Sugar Oct ‘18 Daily Chart

Sugar Oct '18 Daily Chart

Joe Nikruto

Joe Nikruto attended Indiana State University and DePaul University in Chicago with a major concentration in economics. "It was during college that I got a job as a runner at the Chicago Board of Trade. I was immediately hooked," he says.He adds that he also enjoys futures trading because anyone can do it. "Your success depends on how you handle the risk and how much work you are willing to put in. You don't need a big-time Wall Street connection, or a degree from an Ivy League school to get started. Your success largely depends on you and what you put into it." In 1992, he started as a runner and back office clerk for a very large futures commission merchant (FCM).
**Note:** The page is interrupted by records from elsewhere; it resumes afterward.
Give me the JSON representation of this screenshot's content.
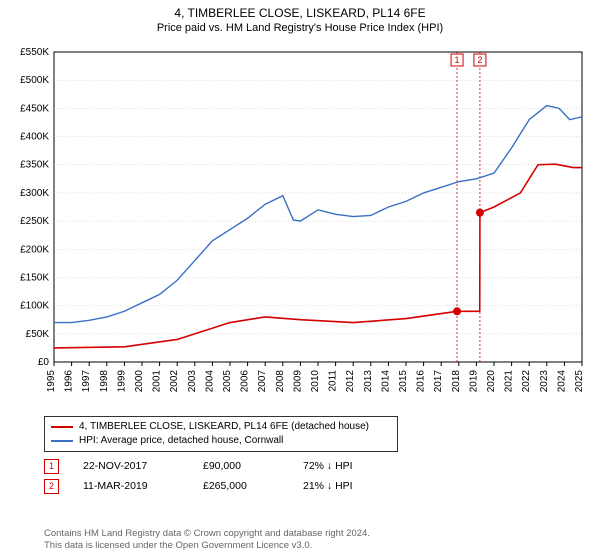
{
  "title": "4, TIMBERLEE CLOSE, LISKEARD, PL14 6FE",
  "subtitle": "Price paid vs. HM Land Registry's House Price Index (HPI)",
  "chart": {
    "type": "line",
    "background_color": "#ffffff",
    "grid_color": "#bbbbbb",
    "axis_color": "#000000",
    "axis_font_size": 10,
    "x": {
      "min": 1995,
      "max": 2025,
      "ticks": [
        1995,
        1996,
        1997,
        1998,
        1999,
        2000,
        2001,
        2002,
        2003,
        2004,
        2005,
        2006,
        2007,
        2008,
        2009,
        2010,
        2011,
        2012,
        2013,
        2014,
        2015,
        2016,
        2017,
        2018,
        2019,
        2020,
        2021,
        2022,
        2023,
        2024,
        2025
      ]
    },
    "y": {
      "min": 0,
      "max": 550000,
      "ticks": [
        0,
        50000,
        100000,
        150000,
        200000,
        250000,
        300000,
        350000,
        400000,
        450000,
        500000,
        550000
      ],
      "tick_labels": [
        "£0",
        "£50K",
        "£100K",
        "£150K",
        "£200K",
        "£250K",
        "£300K",
        "£350K",
        "£400K",
        "£450K",
        "£500K",
        "£550K"
      ]
    },
    "series": [
      {
        "id": "price_paid",
        "label": "4, TIMBERLEE CLOSE, LISKEARD, PL14 6FE (detached house)",
        "color": "#d40000",
        "line_width": 1.6,
        "points": [
          [
            1995,
            25000
          ],
          [
            1999,
            27000
          ],
          [
            2002,
            40000
          ],
          [
            2005,
            70000
          ],
          [
            2007,
            80000
          ],
          [
            2009,
            75000
          ],
          [
            2012,
            70000
          ],
          [
            2015,
            77000
          ],
          [
            2017.9,
            90000
          ],
          [
            2017.901,
            90000
          ],
          [
            2019.19,
            90000
          ],
          [
            2019.2,
            265000
          ],
          [
            2020,
            275000
          ],
          [
            2021.5,
            300000
          ],
          [
            2022.5,
            350000
          ],
          [
            2023.5,
            351000
          ],
          [
            2024.5,
            345000
          ],
          [
            2025,
            345000
          ]
        ]
      },
      {
        "id": "hpi",
        "label": "HPI: Average price, detached house, Cornwall",
        "color": "#3b6fc5",
        "line_width": 1.4,
        "points": [
          [
            1995,
            70000
          ],
          [
            1996,
            70000
          ],
          [
            1997,
            74000
          ],
          [
            1998,
            80000
          ],
          [
            1999,
            90000
          ],
          [
            2000,
            105000
          ],
          [
            2001,
            120000
          ],
          [
            2002,
            145000
          ],
          [
            2003,
            180000
          ],
          [
            2004,
            215000
          ],
          [
            2005,
            235000
          ],
          [
            2006,
            255000
          ],
          [
            2007,
            280000
          ],
          [
            2008,
            295000
          ],
          [
            2008.6,
            252000
          ],
          [
            2009,
            250000
          ],
          [
            2010,
            270000
          ],
          [
            2011,
            262000
          ],
          [
            2012,
            258000
          ],
          [
            2013,
            260000
          ],
          [
            2014,
            275000
          ],
          [
            2015,
            285000
          ],
          [
            2016,
            300000
          ],
          [
            2017,
            310000
          ],
          [
            2018,
            320000
          ],
          [
            2019,
            325000
          ],
          [
            2020,
            335000
          ],
          [
            2021,
            380000
          ],
          [
            2022,
            430000
          ],
          [
            2023,
            455000
          ],
          [
            2023.7,
            450000
          ],
          [
            2024.3,
            430000
          ],
          [
            2025,
            435000
          ]
        ]
      }
    ],
    "sale_markers": [
      {
        "n": "1",
        "x": 2017.9,
        "y": 90000,
        "color": "#d40000"
      },
      {
        "n": "2",
        "x": 2019.2,
        "y": 265000,
        "color": "#d40000"
      }
    ]
  },
  "legend": {
    "items": [
      {
        "color": "#d40000",
        "label": "4, TIMBERLEE CLOSE, LISKEARD, PL14 6FE (detached house)"
      },
      {
        "color": "#3b6fc5",
        "label": "HPI: Average price, detached house, Cornwall"
      }
    ]
  },
  "sales": [
    {
      "n": "1",
      "color": "#d40000",
      "date": "22-NOV-2017",
      "price": "£90,000",
      "delta": "72% ↓ HPI"
    },
    {
      "n": "2",
      "color": "#d40000",
      "date": "11-MAR-2019",
      "price": "£265,000",
      "delta": "21% ↓ HPI"
    }
  ],
  "footer": {
    "line1": "Contains HM Land Registry data © Crown copyright and database right 2024.",
    "line2": "This data is licensed under the Open Government Licence v3.0."
  }
}
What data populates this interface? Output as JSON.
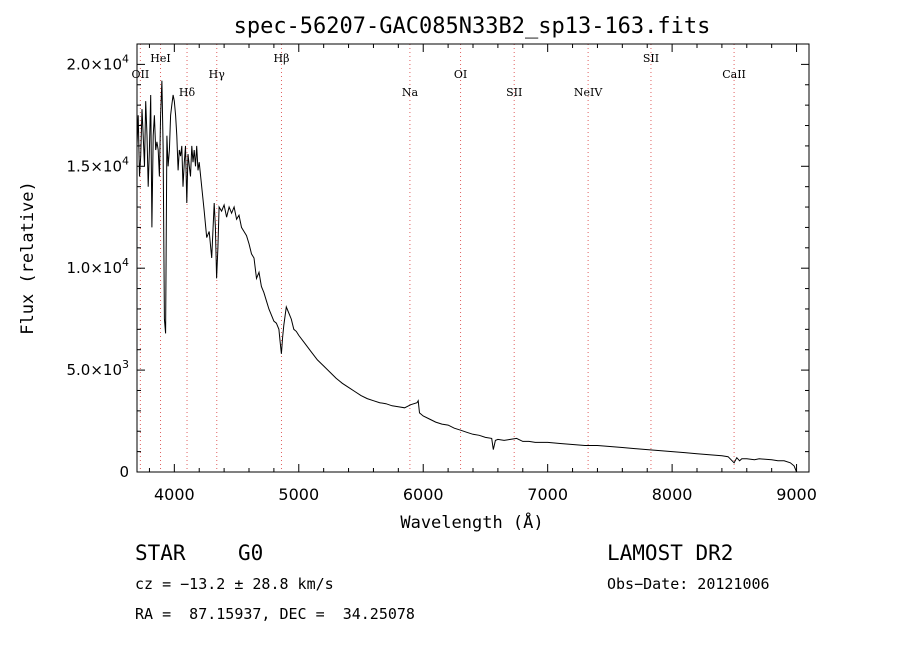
{
  "chart_data": {
    "type": "line",
    "title": "spec-56207-GAC085N33B2_sp13-163.fits",
    "xlabel": "Wavelength (Å)",
    "ylabel": "Flux (relative)",
    "xlim": [
      3700,
      9100
    ],
    "ylim": [
      0,
      21000
    ],
    "xticks": [
      {
        "value": 4000,
        "label": "4000"
      },
      {
        "value": 5000,
        "label": "5000"
      },
      {
        "value": 6000,
        "label": "6000"
      },
      {
        "value": 7000,
        "label": "7000"
      },
      {
        "value": 8000,
        "label": "8000"
      },
      {
        "value": 9000,
        "label": "9000"
      }
    ],
    "yticks": [
      {
        "value": 0,
        "mantissa": "0",
        "exp": ""
      },
      {
        "value": 5000,
        "mantissa": "5.0×10",
        "exp": "3"
      },
      {
        "value": 10000,
        "mantissa": "1.0×10",
        "exp": "4"
      },
      {
        "value": 15000,
        "mantissa": "1.5×10",
        "exp": "4"
      },
      {
        "value": 20000,
        "mantissa": "2.0×10",
        "exp": "4"
      }
    ],
    "grid": false,
    "lines": [
      {
        "name": "OII",
        "wavelength": 3727,
        "label_row": 1
      },
      {
        "name": "HeI",
        "wavelength": 3889,
        "label_row": 0
      },
      {
        "name": "Hδ",
        "wavelength": 4102,
        "label_row": 2
      },
      {
        "name": "Hγ",
        "wavelength": 4341,
        "label_row": 1
      },
      {
        "name": "Hβ",
        "wavelength": 4861,
        "label_row": 0
      },
      {
        "name": "Na",
        "wavelength": 5893,
        "label_row": 2
      },
      {
        "name": "OI",
        "wavelength": 6300,
        "label_row": 1
      },
      {
        "name": "SII",
        "wavelength": 6731,
        "label_row": 2
      },
      {
        "name": "NeIV",
        "wavelength": 7325,
        "label_row": 2
      },
      {
        "name": "SII",
        "wavelength": 7830,
        "label_row": 0
      },
      {
        "name": "CaII",
        "wavelength": 8498,
        "label_row": 1
      }
    ],
    "series": [
      {
        "x": [
          3700,
          3710,
          3720,
          3730,
          3740,
          3750,
          3760,
          3770,
          3780,
          3790,
          3800,
          3810,
          3820,
          3830,
          3840,
          3850,
          3860,
          3870,
          3880,
          3890,
          3900,
          3910,
          3920,
          3930,
          3940,
          3950,
          3960,
          3970,
          3980,
          3990,
          4000,
          4010,
          4020,
          4030,
          4040,
          4050,
          4060,
          4070,
          4080,
          4090,
          4100,
          4110,
          4120,
          4130,
          4140,
          4150,
          4160,
          4170,
          4180,
          4190,
          4200,
          4220,
          4240,
          4260,
          4280,
          4300,
          4320,
          4330,
          4340,
          4350,
          4360,
          4380,
          4400,
          4420,
          4440,
          4460,
          4480,
          4500,
          4520,
          4540,
          4560,
          4580,
          4600,
          4620,
          4640,
          4660,
          4680,
          4700,
          4720,
          4740,
          4760,
          4780,
          4800,
          4820,
          4840,
          4850,
          4860,
          4870,
          4880,
          4900,
          4920,
          4940,
          4960,
          4980,
          5000,
          5050,
          5100,
          5150,
          5200,
          5250,
          5300,
          5350,
          5400,
          5450,
          5500,
          5550,
          5600,
          5650,
          5700,
          5750,
          5800,
          5850,
          5900,
          5950,
          5960,
          5970,
          6000,
          6050,
          6100,
          6150,
          6200,
          6250,
          6300,
          6350,
          6400,
          6450,
          6500,
          6550,
          6563,
          6580,
          6600,
          6650,
          6700,
          6750,
          6800,
          6850,
          6900,
          6950,
          7000,
          7100,
          7200,
          7300,
          7400,
          7500,
          7600,
          7700,
          7800,
          7900,
          8000,
          8100,
          8200,
          8300,
          8400,
          8450,
          8498,
          8520,
          8542,
          8560,
          8600,
          8662,
          8700,
          8800,
          8850,
          8900,
          8950,
          8980,
          9000
        ],
        "y": [
          16000,
          17500,
          14500,
          15500,
          17800,
          16500,
          15000,
          18200,
          16500,
          14000,
          15800,
          18500,
          12000,
          16500,
          17500,
          15800,
          16200,
          15800,
          14500,
          17500,
          19200,
          16000,
          7500,
          6800,
          16500,
          15000,
          15800,
          17500,
          18000,
          18500,
          18200,
          17500,
          16500,
          14800,
          15800,
          15500,
          16000,
          14000,
          15200,
          16000,
          13200,
          15600,
          15000,
          14500,
          16000,
          15200,
          15800,
          15000,
          16000,
          14800,
          15200,
          14000,
          12800,
          11500,
          11800,
          10500,
          13200,
          12000,
          9500,
          11000,
          13000,
          12800,
          13100,
          12500,
          13000,
          12700,
          13000,
          12400,
          12600,
          12000,
          11800,
          11600,
          11200,
          10700,
          10500,
          9500,
          9800,
          9100,
          8800,
          8400,
          8000,
          7700,
          7400,
          7300,
          7000,
          6400,
          5800,
          6600,
          7200,
          8100,
          7800,
          7500,
          7000,
          6900,
          6700,
          6300,
          5900,
          5500,
          5200,
          4900,
          4600,
          4350,
          4150,
          3950,
          3750,
          3600,
          3500,
          3400,
          3350,
          3250,
          3200,
          3150,
          3300,
          3400,
          3500,
          2900,
          2750,
          2600,
          2450,
          2350,
          2300,
          2150,
          2050,
          1950,
          1850,
          1800,
          1700,
          1650,
          1100,
          1550,
          1600,
          1550,
          1600,
          1650,
          1500,
          1500,
          1450,
          1450,
          1450,
          1400,
          1350,
          1300,
          1300,
          1250,
          1200,
          1150,
          1100,
          1050,
          1000,
          950,
          900,
          850,
          800,
          750,
          450,
          700,
          550,
          650,
          650,
          600,
          650,
          600,
          550,
          550,
          450,
          300,
          0
        ]
      }
    ]
  },
  "footer": {
    "object_type": "STAR",
    "subclass": "G0",
    "survey": "LAMOST DR2",
    "cz": "cz = −13.2 ± 28.8 km/s",
    "obs_date": "Obs−Date: 20121006",
    "coords": "RA =  87.15937, DEC =  34.25078"
  }
}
He moved up to pit clerk, then research associate working on the trading floors directly for a grain and livestock concern based in Memphis. He spent time on various trading desks for a large retail FCM and then became Series 3 registered in 1997. He also helped develop an online trading platform and consulted on development and trading of mechanical trading systems. He has always worked to assist his clients with all types of trading-from option strategies and hedging to complicated mechanical trading systems. His advisory background includes Floyd Upperman, McMaster, Walter Bressert, Ken Roberts, Tech Guru, Hightower, Helms and Barry Rosen. As for his involvement with RJO, Nikruto says, "R.J. O'Brien has been in operation for more than 100 years. That is a century of supporting customers. You have to be doing something right for folks who use futures to choose to do business with you for that long."